武田 豊樹(たけだ とよき、1974年1月9日 - )は競輪選手。元スピードスケート選手。北海道斜里郡斜里町出身。釧路緑ヶ岡高等学校(現・武修館高等学校)卒業。身長177cm、体重78kg→85㎏→90kg。

スピードスケート選手として[編集]

高校時代は同学年で後に長野オリンピック500m金メダリストとなる清水宏保よりも好成績を収める。高校卒業後に王子製紙スケート部に入部するも伸び悩み、競輪学校入学を目指すために現役を一時引退し同スケート部を退部したが、競輪のトレーニング中(この時の受験は不合格[1][2][3])に、オフの自転車トレーニング中の清水と再会。一緒に練習したことによりスピードスケートへの想いが徐々に沸きあがり、1998年に現役復帰(所属は橋本聖子が設立した「セイコ・ハシモト・インターナショナル(SHI)」[4])。

清水と一緒に練習することで成績が向上し、ソルトレイクシティオリンピックの代表に選ばれる。初めてのオリンピックとなるソルトレイクシティ大会では500m8位、1000m16位に終わる。同オリンピック後、競輪選手への転向を表明した。

競輪選手として[編集]

日本競輪学校へは植松仁に次いで二人目となる異種目からの特別選抜入試により合格し、卒業後は日本競輪選手会茨城支部所属の選手として本拠地を取手競輪場に据え、十文字貴信の師匠にあたる川村恵三に弟子入りした(スケート時代の頃から川村の指導を得ていた)。

2003年7月4日立川競輪場でデビューを果たし、初出走で初勝利も挙げたが、その2日後落車による骨折の憂き目を味わう。しかしケガからの復帰後は快進撃を続け、デビューから約半年後の2004年1月13日にはA級3班からS級2班へ史上最速の特別昇級を果たしている。その後は一気に競輪界のトップクラスに位置する選手となる。

2005年1月からはラ・ピスタ新橋と契約し、公営競技初となる個人スポンサー名入りユニフォーム(左肩)を着用[5]。年間獲得賞金上位により、年末の最高峰レースのKEIRINグランプリ05へも出場した(3着)。

なお2006年にもヤンググランプリの出場選手として選抜されていたが、昨年既にKEIRINグランプリに出場していたこともあり、自己都合を理由に出場を辞退している。この年4月から、KEIRINのCM「アスリートの思い」(井筒和幸監督)に主人公として出演した[6]

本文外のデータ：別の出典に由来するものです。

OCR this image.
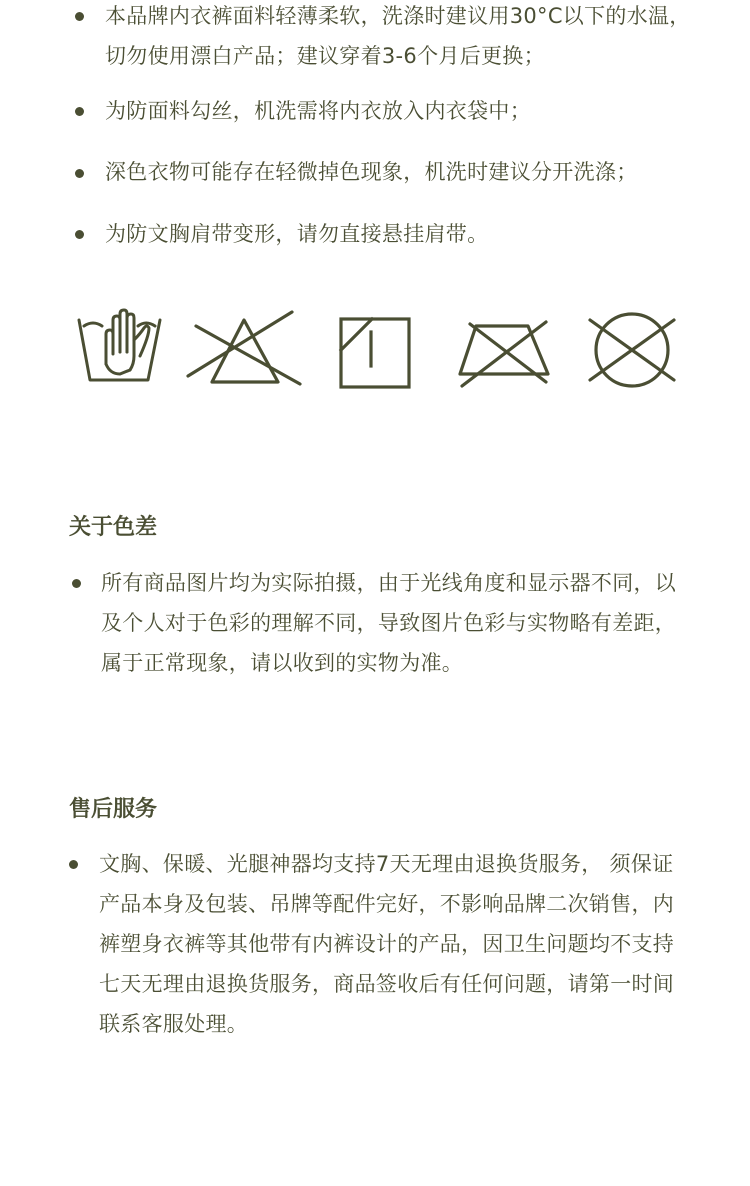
本品牌内衣裤面料轻薄柔软，洗涤时建议用30°C以下的水温，切勿使用漂白产品；建议穿着3-6个月后更换；
为防面料勾丝，机洗需将内衣放入内衣袋中；
深色衣物可能存在轻微掉色现象，机洗时建议分开洗涤；
为防文胸肩带变形，请勿直接悬挂肩带。
关于色差
所有商品图片均为实际拍摄，由于光线角度和显示器不同，以及个人对于色彩的理解不同，导致图片色彩与实物略有差距，属于正常现象，请以收到的实物为准。
售后服务
文胸、保暖、光腿神器均支持7天无理由退换货服务， 须保证产品本身及包装、吊牌等配件完好，不影响品牌二次销售，内裤塑身衣裤等其他带有内裤设计的产品，因卫生问题均不支持七天无理由退换货服务，商品签收后有任何问题，请第一时间联系客服处理。
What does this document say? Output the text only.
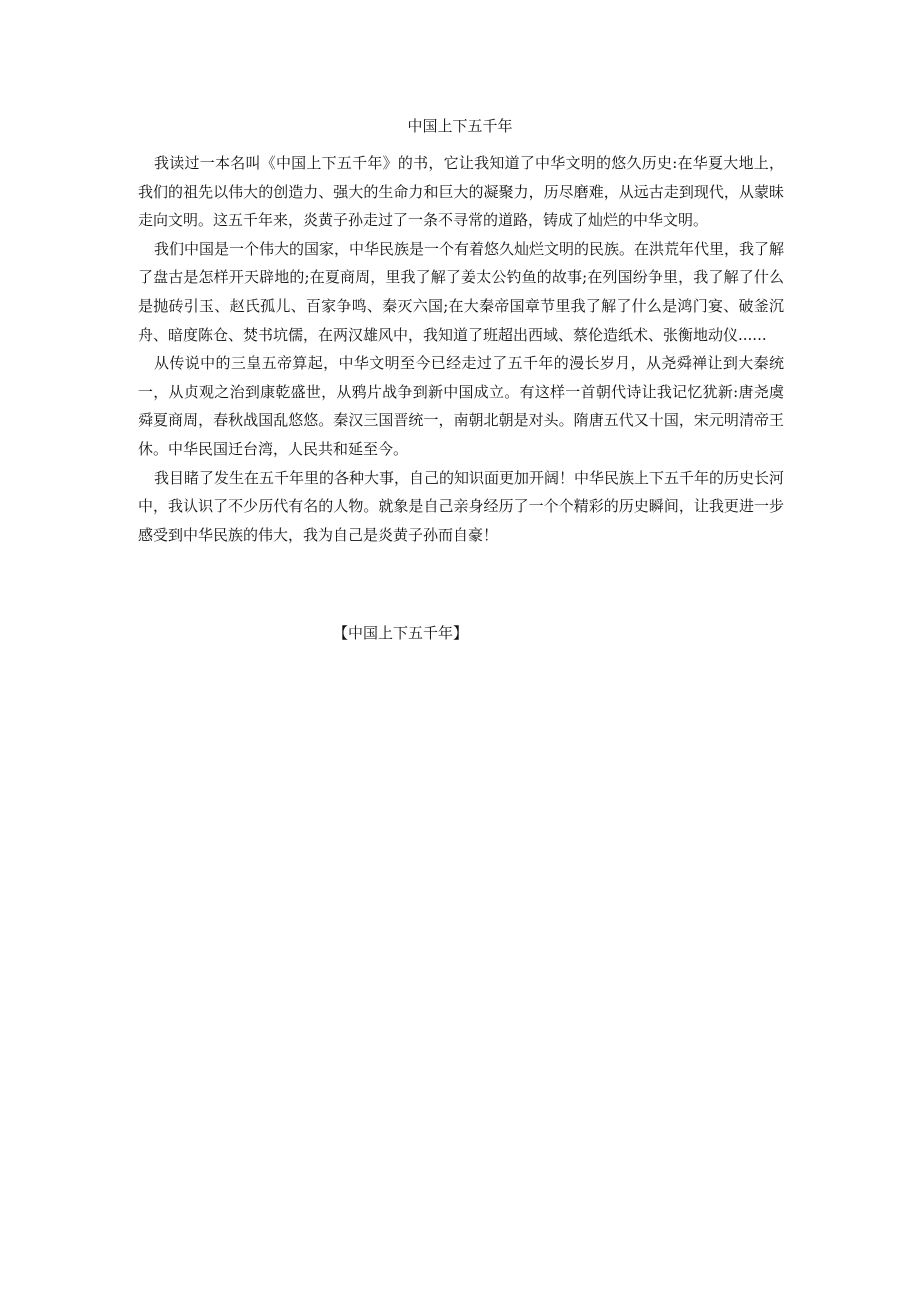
中国上下五千年

我读过一本名叫《中国上下五千年》的书，它让我知道了中华文明的悠久历史:在华夏大地上，我们的祖先以伟大的创造力、强大的生命力和巨大的凝聚力，历尽磨难，从远古走到现代，从蒙昧走向文明。这五千年来，炎黄子孙走过了一条不寻常的道路，铸成了灿烂的中华文明。

我们中国是一个伟大的国家，中华民族是一个有着悠久灿烂文明的民族。在洪荒年代里，我了解了盘古是怎样开天辟地的;在夏商周，里我了解了姜太公钓鱼的故事;在列国纷争里，我了解了什么是抛砖引玉、赵氏孤儿、百家争鸣、秦灭六国;在大秦帝国章节里我了解了什么是鸿门宴、破釜沉舟、暗度陈仓、焚书坑儒，在两汉雄风中，我知道了班超出西域、蔡伦造纸术、张衡地动仪......

从传说中的三皇五帝算起，中华文明至今已经走过了五千年的漫长岁月，从尧舜禅让到大秦统一，从贞观之治到康乾盛世，从鸦片战争到新中国成立。有这样一首朝代诗让我记忆犹新:唐尧虞舜夏商周，春秋战国乱悠悠。秦汉三国晋统一，南朝北朝是对头。隋唐五代又十国，宋元明清帝王休。中华民国迁台湾，人民共和延至今。

我目睹了发生在五千年里的各种大事，自己的知识面更加开阔！中华民族上下五千年的历史长河中，我认识了不少历代有名的人物。就象是自己亲身经历了一个个精彩的历史瞬间，让我更进一步感受到中华民族的伟大，我为自己是炎黄子孙而自豪！

【中国上下五千年】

その後も特別競輪における活躍は見せるものの優勝とは縁遠い日々が続いていたが、2008年11月に広島競輪場で行われたふるさとダービーの決勝では、後方6番手から豪快に捲り切って優勝。GII初制覇と共に、この開催限りで廃止された、ふるさとダービー最後の覇者として歴史に名を刻んだ。また、この勝利により年間獲得賞金額が上位になり、2009年は初のS級S班格付となった。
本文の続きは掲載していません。